Erschöpft fielen Kathrin langsam die Augen wieder zu. Sie freute sich auf einen langen, erholsamen Schlaf, doch plötzlich fuhr sie erneut hoch. Diesmal war nicht der Sturm schuld an ihrem Aufschrecken, sondern ein Geräusch ächzenden Holzes. Kathrin spähte durch die gegenüberliegende Tür. Da! Jemand kam die Treppe hinauf.
„Paul!“, flüsterte sie zu ihrem Mann und stupste ihn an, ließ den Blick aber nicht von der Gestalt ab. Paul rührte sich nicht.
Langsam hob sich der Umriss eines Menschen aus der Dunkelheit hervor. Kathrin bekam es mit der Angst zu tun. Panik stieg in ihr auf.
„Paul!“, flüstert sie erneut. Doch sie bekam keine Antwort.
Die dunkle Gestalt betrat das Schlafzimmer. Angst, Todesangst machte sich in ihr breit.

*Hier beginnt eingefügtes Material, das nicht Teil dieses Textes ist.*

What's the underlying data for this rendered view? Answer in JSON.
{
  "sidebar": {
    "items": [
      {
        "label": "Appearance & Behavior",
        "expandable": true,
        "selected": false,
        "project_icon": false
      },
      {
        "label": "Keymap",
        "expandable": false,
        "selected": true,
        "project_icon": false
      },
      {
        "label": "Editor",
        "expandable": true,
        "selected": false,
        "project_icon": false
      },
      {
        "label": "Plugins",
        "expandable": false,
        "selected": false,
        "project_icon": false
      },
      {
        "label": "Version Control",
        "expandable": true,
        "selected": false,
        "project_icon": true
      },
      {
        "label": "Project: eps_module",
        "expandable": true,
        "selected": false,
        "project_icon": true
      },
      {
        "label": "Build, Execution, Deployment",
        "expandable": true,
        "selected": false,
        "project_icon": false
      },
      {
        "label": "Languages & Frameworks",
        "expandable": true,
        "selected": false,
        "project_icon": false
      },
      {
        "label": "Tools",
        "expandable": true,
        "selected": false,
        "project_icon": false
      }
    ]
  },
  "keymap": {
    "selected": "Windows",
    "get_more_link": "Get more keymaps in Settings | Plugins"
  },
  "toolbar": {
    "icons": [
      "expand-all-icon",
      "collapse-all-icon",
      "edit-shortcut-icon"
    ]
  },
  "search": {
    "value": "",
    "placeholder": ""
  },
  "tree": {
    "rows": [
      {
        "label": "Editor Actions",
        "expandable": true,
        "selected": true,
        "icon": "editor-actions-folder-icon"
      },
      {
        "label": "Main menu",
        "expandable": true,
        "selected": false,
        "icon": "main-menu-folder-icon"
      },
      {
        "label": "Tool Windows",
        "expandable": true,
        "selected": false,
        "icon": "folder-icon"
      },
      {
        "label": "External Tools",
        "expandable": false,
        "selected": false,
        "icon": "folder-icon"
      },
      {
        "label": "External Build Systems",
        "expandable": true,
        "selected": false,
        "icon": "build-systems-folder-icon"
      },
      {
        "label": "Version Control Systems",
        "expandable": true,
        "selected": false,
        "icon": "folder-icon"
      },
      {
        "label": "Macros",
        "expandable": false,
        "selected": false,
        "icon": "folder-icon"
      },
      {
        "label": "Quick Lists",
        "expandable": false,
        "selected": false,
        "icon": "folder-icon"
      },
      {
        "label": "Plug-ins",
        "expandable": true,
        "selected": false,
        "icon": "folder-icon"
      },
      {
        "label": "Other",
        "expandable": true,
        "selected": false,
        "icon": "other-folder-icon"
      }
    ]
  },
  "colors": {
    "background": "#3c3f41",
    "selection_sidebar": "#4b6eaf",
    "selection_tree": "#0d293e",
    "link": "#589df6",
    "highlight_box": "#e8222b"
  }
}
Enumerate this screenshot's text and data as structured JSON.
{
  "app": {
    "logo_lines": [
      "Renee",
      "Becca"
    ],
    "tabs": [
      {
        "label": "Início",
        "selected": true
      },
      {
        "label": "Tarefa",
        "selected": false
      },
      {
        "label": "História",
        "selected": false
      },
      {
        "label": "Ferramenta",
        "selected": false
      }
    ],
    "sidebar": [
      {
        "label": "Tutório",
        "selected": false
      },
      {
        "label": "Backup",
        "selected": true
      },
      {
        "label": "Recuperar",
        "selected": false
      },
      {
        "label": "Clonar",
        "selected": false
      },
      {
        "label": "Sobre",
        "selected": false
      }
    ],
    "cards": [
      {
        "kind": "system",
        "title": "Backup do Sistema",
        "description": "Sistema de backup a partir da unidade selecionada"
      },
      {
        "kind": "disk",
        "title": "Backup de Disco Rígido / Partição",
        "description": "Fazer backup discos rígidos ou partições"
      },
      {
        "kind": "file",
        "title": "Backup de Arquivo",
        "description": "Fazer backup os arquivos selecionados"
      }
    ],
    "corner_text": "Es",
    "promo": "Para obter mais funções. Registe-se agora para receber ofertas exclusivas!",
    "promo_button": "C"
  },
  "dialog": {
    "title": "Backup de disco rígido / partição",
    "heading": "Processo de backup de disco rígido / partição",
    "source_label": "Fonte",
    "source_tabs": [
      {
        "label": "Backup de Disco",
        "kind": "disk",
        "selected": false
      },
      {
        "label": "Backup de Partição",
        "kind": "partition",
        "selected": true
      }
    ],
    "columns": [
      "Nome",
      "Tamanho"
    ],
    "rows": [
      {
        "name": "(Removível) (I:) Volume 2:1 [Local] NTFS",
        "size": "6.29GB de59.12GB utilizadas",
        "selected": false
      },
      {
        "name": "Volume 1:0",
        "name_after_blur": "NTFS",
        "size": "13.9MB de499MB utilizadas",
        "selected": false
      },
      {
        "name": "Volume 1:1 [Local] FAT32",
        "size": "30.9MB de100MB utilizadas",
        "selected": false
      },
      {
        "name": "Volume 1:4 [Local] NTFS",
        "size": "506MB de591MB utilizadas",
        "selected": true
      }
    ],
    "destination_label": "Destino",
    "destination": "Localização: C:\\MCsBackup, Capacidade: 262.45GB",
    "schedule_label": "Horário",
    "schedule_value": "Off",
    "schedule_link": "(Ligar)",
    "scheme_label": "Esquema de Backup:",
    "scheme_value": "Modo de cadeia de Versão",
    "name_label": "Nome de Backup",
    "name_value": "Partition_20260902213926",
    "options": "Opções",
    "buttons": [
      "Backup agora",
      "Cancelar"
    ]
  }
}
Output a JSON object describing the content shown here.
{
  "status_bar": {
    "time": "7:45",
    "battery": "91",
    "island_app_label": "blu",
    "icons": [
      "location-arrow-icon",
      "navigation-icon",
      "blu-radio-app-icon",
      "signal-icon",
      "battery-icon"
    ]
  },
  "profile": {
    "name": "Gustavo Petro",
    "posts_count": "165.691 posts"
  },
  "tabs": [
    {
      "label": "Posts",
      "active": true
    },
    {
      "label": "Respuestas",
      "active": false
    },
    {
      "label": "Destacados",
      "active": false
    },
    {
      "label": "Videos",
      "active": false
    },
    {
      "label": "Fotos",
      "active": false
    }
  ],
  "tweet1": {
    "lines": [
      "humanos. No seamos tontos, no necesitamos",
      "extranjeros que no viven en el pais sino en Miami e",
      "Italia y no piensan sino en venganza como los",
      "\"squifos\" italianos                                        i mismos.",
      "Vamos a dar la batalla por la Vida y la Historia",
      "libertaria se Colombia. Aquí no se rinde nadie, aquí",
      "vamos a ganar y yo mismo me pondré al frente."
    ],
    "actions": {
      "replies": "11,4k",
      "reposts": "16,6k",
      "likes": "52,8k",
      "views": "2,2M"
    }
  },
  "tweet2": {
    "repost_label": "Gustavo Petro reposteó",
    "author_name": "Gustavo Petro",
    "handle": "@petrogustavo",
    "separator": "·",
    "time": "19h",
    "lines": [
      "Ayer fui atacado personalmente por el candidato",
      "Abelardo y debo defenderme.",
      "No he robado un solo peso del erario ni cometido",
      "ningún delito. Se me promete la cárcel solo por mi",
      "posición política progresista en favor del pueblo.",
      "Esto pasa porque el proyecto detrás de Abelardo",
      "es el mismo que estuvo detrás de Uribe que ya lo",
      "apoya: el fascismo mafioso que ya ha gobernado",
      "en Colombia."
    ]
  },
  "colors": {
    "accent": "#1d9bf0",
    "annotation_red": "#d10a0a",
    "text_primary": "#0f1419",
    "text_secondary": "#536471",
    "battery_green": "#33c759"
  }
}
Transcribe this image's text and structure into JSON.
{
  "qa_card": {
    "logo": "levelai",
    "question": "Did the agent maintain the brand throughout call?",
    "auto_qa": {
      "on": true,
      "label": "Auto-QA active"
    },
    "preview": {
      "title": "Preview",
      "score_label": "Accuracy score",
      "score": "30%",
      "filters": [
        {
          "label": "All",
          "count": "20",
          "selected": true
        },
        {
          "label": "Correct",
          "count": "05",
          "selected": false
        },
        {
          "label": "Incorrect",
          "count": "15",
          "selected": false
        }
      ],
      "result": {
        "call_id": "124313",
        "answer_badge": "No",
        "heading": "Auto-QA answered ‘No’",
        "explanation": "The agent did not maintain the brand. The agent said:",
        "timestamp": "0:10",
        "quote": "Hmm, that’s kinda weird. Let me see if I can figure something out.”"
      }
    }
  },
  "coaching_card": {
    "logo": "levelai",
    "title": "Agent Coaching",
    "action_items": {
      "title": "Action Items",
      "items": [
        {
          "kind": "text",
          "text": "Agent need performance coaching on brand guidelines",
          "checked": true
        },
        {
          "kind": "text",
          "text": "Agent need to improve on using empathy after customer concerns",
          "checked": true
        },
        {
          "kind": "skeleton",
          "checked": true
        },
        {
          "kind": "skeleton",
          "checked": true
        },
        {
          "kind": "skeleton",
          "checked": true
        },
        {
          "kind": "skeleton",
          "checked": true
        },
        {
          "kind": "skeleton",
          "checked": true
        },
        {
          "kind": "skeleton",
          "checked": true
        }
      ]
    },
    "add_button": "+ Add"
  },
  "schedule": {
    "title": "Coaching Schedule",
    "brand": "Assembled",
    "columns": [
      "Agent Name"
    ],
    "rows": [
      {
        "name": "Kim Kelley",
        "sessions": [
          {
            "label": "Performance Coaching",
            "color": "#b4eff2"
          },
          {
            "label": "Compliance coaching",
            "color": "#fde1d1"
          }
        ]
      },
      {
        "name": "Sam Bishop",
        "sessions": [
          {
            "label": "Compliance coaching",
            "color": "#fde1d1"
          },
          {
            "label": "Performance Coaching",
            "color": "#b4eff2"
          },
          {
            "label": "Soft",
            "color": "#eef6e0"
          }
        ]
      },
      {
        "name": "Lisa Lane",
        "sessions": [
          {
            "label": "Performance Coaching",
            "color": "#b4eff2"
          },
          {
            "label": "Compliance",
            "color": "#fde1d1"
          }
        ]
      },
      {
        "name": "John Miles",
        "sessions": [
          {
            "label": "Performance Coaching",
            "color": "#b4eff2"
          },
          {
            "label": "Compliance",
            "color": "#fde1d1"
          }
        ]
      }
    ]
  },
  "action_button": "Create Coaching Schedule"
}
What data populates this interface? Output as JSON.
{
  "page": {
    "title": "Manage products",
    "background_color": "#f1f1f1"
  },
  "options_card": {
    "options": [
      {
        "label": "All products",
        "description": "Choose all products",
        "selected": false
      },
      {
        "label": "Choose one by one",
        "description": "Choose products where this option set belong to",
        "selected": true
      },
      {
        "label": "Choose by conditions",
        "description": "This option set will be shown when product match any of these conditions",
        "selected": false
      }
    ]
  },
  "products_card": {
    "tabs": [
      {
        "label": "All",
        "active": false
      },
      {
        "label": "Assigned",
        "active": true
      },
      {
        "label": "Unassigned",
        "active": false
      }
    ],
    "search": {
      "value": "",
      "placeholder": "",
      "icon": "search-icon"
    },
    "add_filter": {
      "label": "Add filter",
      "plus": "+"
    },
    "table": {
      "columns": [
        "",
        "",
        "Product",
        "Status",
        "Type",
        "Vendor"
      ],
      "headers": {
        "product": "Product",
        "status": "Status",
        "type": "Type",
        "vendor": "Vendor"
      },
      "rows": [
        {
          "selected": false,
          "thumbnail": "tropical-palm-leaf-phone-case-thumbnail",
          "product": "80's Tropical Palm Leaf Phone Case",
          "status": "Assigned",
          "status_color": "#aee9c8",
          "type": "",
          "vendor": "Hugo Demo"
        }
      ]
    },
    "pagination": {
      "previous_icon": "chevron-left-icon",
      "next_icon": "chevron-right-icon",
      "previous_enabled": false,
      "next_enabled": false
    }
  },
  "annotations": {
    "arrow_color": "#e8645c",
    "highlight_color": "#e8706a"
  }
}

„Paul!“, schrie sie verzweifelt, doch wieder gab ihr Mann kein Lebenszeichen von sich, er schien wie tot.
Die Gestalt kam um das Bett herum, näher, immer näher. Trotz der Kälte setzten sich kleine Schweißperlen auf Kathrins Stirn ab. Die Haare klebten an ihrer Haut. Sie hatte sich die Decke bis unter die Augen gezogen und war so weit zurückgewichen, bis die Rückenwand des Bettes ihr den Weg versperrte. Mit angezogenen Beinen machte sie sich so klein wie möglich. Zitternd starrte sie auf die Gestalt, die jetzt so nah war, dass sie sie hätte greifen können. Durch das schwache Licht sah sie nur ein faltiges Gesicht, das von einer Kapuze halb verdeckt wurde. Mit tränengefüllten Augen presste sie die Lippen aufeinander. Kein Wort brachte sie in ihrer Angst heraus, als sich die Gestalt über sie beugte. Ihre Augen weiteten sich. Für einen Bruchteil einer Sekunde war sie wie erstarrt, bis sie schnell die Decke über ihren Kopf zog. Doch wusste sie genau, und das beängstigte sie am meisten, dass die Decke ihr nicht wirklich einen Schutz bot. Sie hatte den Kopf zwischen die Schultern gezogen und bereitete sich auf ein schreckliches, schmerzhaftes Ende vor, als plötzlich das Licht anging. Es drang durch die weiße Decke und zerriss die angsterfüllte Dunkelheit. Verwundert hob Kathrin ihr Kinn von ihren zitternden Knien und nahm langsam die Decke vom Kopf.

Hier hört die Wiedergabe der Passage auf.